The Karen tribe is a Christian community. They are closely knitted with strong family bonds and ties, supporting each other's family events and celebrations. Father Gun brought us to join in a wedding celebration, an election for a referendum, and another house-warming invitation. For each event, we are
treated to a simple 2-dish meal by the host. The community gathers together for good time. Father Gun is well respected in the community and seems to be everyone's relatives.
We appreciate that he brought us to the local households for our shopping. We bought local weaved bag, skirt, and Ting's "Salvatore Ferragamo" farming boots x 2 pairs! He knows every nook and corner to
find Karen tribes' skill. Only regret we missed a pair of "greenish" hiking boot. Just 150baht for something that serves its purpose.. We will get it when we return!
Leeches - Gosh. Have I overcome the sight of them? I hope so after getting hit by a few, otherwise would my blood be sacrificed for nothing! One fed till it was full and drop off, with me still wondering if that
was a leech. They do leave quite a deep bite, maybe that's what really makes us detest them. Well, with some medicine, the itchiness from all sorts of bites are wearing off after a week, phwee.
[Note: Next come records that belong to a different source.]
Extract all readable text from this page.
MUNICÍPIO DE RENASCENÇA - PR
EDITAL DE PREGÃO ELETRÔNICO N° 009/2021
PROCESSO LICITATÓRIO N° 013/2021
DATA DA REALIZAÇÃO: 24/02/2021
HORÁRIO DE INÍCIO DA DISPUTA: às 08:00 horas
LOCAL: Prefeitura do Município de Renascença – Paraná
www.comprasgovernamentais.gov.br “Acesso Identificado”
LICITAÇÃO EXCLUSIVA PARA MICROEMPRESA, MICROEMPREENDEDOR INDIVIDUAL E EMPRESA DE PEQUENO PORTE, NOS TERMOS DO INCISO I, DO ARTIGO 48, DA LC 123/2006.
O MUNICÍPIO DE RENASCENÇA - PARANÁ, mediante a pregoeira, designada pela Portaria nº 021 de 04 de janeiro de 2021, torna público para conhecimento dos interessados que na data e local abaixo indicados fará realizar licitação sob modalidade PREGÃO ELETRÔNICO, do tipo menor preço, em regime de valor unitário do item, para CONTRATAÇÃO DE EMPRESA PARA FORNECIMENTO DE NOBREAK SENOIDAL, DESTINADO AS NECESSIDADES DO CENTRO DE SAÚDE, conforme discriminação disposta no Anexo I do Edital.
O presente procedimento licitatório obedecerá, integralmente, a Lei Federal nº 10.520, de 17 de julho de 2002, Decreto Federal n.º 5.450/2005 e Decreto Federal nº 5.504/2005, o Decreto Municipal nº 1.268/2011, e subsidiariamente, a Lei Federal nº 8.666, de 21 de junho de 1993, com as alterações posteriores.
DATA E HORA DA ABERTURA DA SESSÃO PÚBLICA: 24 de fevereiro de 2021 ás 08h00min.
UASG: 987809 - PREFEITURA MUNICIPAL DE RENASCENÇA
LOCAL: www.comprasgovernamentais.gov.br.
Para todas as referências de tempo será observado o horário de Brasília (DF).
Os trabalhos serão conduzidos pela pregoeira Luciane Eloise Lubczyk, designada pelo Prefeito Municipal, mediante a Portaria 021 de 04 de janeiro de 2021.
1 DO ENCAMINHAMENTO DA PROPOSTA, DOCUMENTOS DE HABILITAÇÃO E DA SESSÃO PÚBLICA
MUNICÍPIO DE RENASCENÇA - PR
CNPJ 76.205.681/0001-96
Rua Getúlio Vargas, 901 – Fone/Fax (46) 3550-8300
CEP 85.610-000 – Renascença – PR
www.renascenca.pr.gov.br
Father Gun has 3 grandsons. The 2nd boy, Kilt, was comfortable to hang with us for the short time he spent at the farm. Very sweet well-mannered brave boy. Kitt is a busy man in the community. He has many duties during the week. Leading the Spanish boys on the trek to another city, election duty, attending relative's wedding, ferrying his son to school, dropping in the farm to say hello to us....
Overall, we witness a community who is there for everybody. The living standards maybe behind, but we have lots to be reminded that they are equally happy with what God gives them, working hard for their community to get better.
Question is whether our plot of seedlings have grown up after days of rainfall. Well Father Gun assured us that rice is is very strong - it will survive !! We believe him. We wish the Tiger Kitt family and Karen community well, health, happiness!"